Transcervical Thymectomy



Transcervical Thymectomy


Larry R. Kaiser



INTRODUCTION

With so much emphasis today being placed on new minimally invasive techniques, it is easy to forget that some minimally invasive procedures have been around for years but seemingly never referred to as such. In a sense, one can make a strong case that transhiatal esophagectomy is a minimally invasive operation since it avoids a chest incision and we have been doing that procedure for many years, thanks to Mark Orringer popularizing it back in the 1970s. Other procedures have been “minimized” with smaller incisions, muscle sparing, and, of course, with the use of endoscopes.

Removal of the nontumorous thymus gland for myasthenia gravis classically involved a median sternotomy and despite the efforts of some to utilize a so-called mini sternotomy, at least a portion of the sternum is still split. Jaretski in New York described even a more “maximal” approach utilizing a neck incision combined with a sternotomy making the case that aberrant “rests” of thymus occurred in locations that even a standard sternotomy might miss (Fig. 14.1). It occurred at least to a few surgeons that performing a sternotomy to remove a normal thymus gland was overkill. Working in the same city, Papatestas resurrected the transcervical approach to thymectomy during the 1970s and 1980s with results, relative to myasthenic symptoms, similar to those obtained via the much larger and more morbid operation. Cooper made a major modification to the transcervical approach by designing a retractor that instead of strictly relying on blind blunt dissection, as practiced by Papatestas, allowed for direct visualization of the anterior mediastinum to assure that all of the thymus gland was removed. Both pleural reflections could be visualized; the inferior extent of the gland and the extension of the gland into the aortopulmonary window could also be directly visualized. The Cooper thymectomy retractor allowed for an extended transcervical thymectomy, an approach more predictable and reliable.

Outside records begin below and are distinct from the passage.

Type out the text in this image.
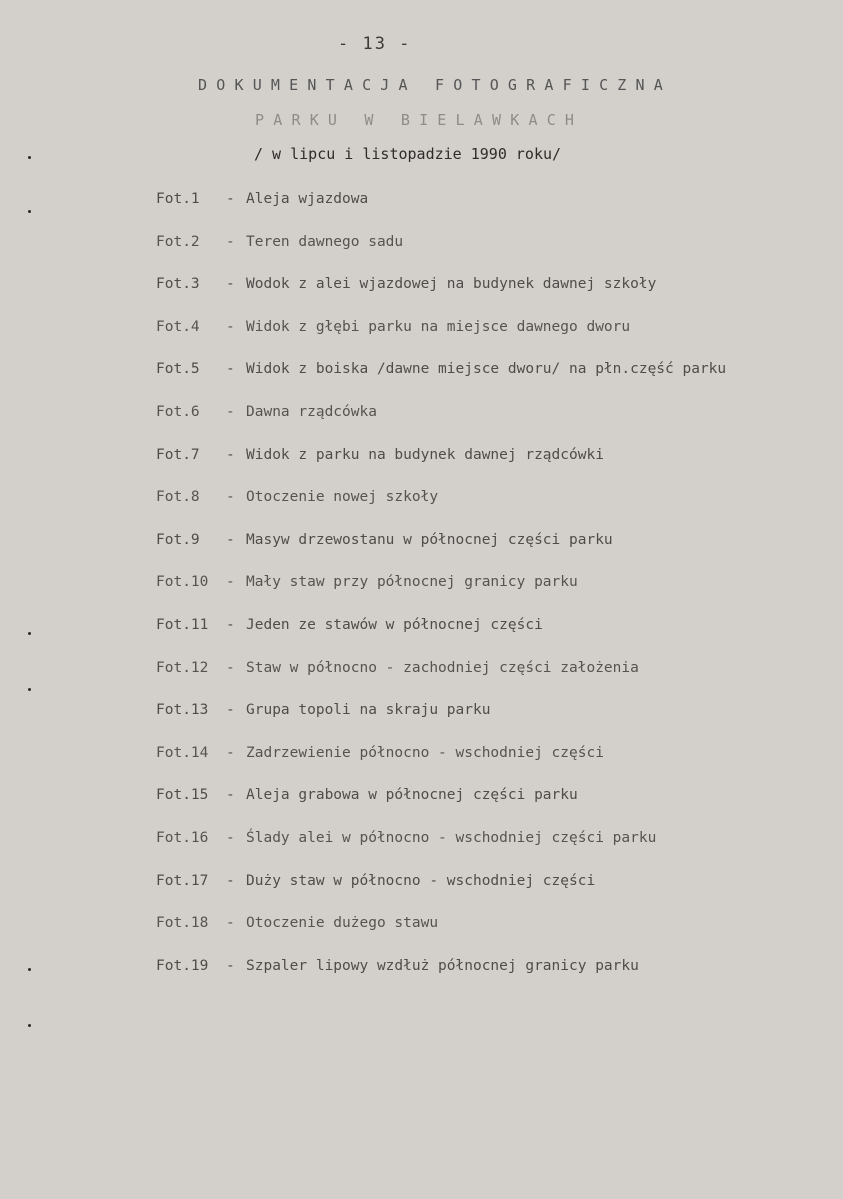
- 13 -
DOKUMENTACJA FOTOGRAFICZNA
PARKU W BIELAWKACH
/ w lipcu i listopadzie 1990 roku/
Fot.1 - Aleja wjazdowa
Fot.2 - Teren dawnego sadu
Fot.3 - Wodok z alei wjazdowej na budynek dawnej szkoły
Fot.4 - Widok z głębi parku na miejsce dawnego dworu
Fot.5 - Widok z boiska /dawne miejsce dworu/ na płn.część parku
Fot.6 - Dawna rządcówka
Fot.7 - Widok z parku na budynek dawnej rządcówki
Fot.8 - Otoczenie nowej szkoły
Fot.9 - Masyw drzewostanu w północnej części parku
Fot.10 - Mały staw przy północnej granicy parku
Fot.11 - Jeden ze stawów w północnej części
Fot.12 - Staw w północno - zachodniej części założenia
Fot.13 - Grupa topoli na skraju parku
Fot.14 - Zadrzewienie północno - wschodniej części
Fot.15 - Aleja grabowa w północnej części parku
Fot.16 - Ślady alei w północno - wschodniej części parku
Fot.17 - Duży staw w północno - wschodniej części
Fot.18 - Otoczenie dużego stawu
Fot.19 - Szpaler lipowy wzdłuż północnej granicy parku
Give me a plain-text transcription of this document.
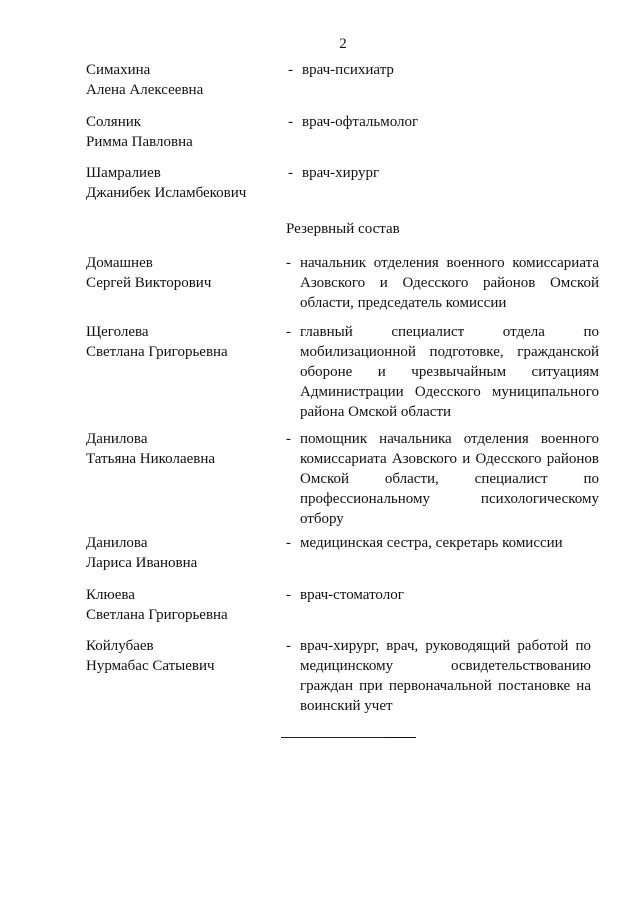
2
Симахина
Алена Алексеевна
- врач-психиатр
Соляник
Римма Павловна
- врач-офтальмолог
Шамралиев
Джанибек Исламбекович
- врач-хирург
Резервный состав
Домашнев
Сергей Викторович
- начальник отделения военного комиссариата Азовского и Одесского районов Омской области, председатель комиссии
Щеголева
Светлана Григорьевна
- главный специалист отдела по мобилизационной подготовке, гражданской обороне и чрезвычайным ситуациям Администрации Одесского муниципального района Омской области
Данилова
Татьяна Николаевна
- помощник начальника отделения военного комиссариата Азовского и Одесского районов Омской области, специалист по профессиональному психологическому отбору
Данилова
Лариса Ивановна
- медицинская сестра, секретарь комиссии
Клюева
Светлана Григорьевна
- врач-стоматолог
Койлубаев
Нурмабас Сатыевич
- врач-хирург, врач, руководящий работой по медицинскому освидетельствованию граждан при первоначальной постановке на воинский учет
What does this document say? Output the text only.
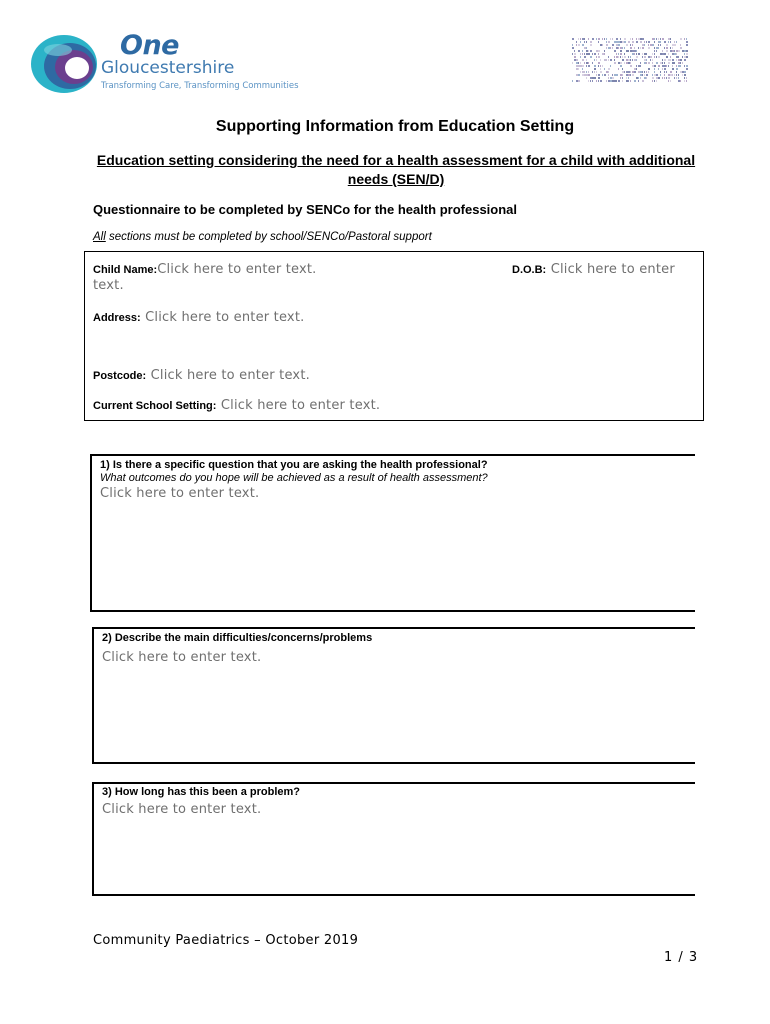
One
Gloucestershire
Transforming Care, Transforming Communities
Supporting Information from Education Setting
Education setting considering the need for a health assessment for a child with additional needs (SEN/D)
Questionnaire to be completed by SENCo for the health professional
All sections must be completed by school/SENCo/Pastoral support
Child Name:Click here to enter text.
text.
D.O.B: Click here to enter
Address: Click here to enter text.
Postcode: Click here to enter text.
Current School Setting: Click here to enter text.
1) Is there a specific question that you are asking the health professional?
What outcomes do you hope will be achieved as a result of health assessment?
Click here to enter text.
2) Describe the main difficulties/concerns/problems
Click here to enter text.
3) How long has this been a problem?
Click here to enter text.
Community Paediatrics – October 2019
1 / 3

Recognizing that a median sternotomy is a big operation with significant attendant morbidity simply to remove a normal structure that easily dissects away from surrounding structures with blunt dissection further made the case for transcervical thymectomy. However, there remained a significant group of vocal opponents to the procedure based on their contention that a transcervical approach failed to remove the entire thymus gland and certainly would miss rest of the gland that, according to Jaretski, commonly occurred in aberrant locations. The objection fundamentally was based on the contention that complete removal of the entire thymus gland was absolutely necessary if one was to achieve a complete remission of myasthenic symptoms. Whether or not that contention is valid still remains an open question. This has been further called into question since in at least one study it has been shown that in patients with ectopic thymic rests, even when removed, the incidence of complete remission remains significantly inferior to that seen in those who do not have ectopic gland. Thus, in a setting in which no procedure results in 100% remission rates, we need to look critically at the type of operation and specifically at the risk-benefit ratio involved in removing what is essentially a normal structure. It has been our hypothesis that transcervical thymectomy should be the preferred approach for the removal of the thymus gland in patients with myasthenia gravis. We believe that the risk-benefit ratio is favorable enough to make the case that essentially all patients with myasthenia should be offered thymectomy via this approach. Even those neurologists who are concerned about subjecting their patients to a surgical procedure often are swayed when they are informed about the minimally invasive nature of this procedure and the results when compared with the open procedure.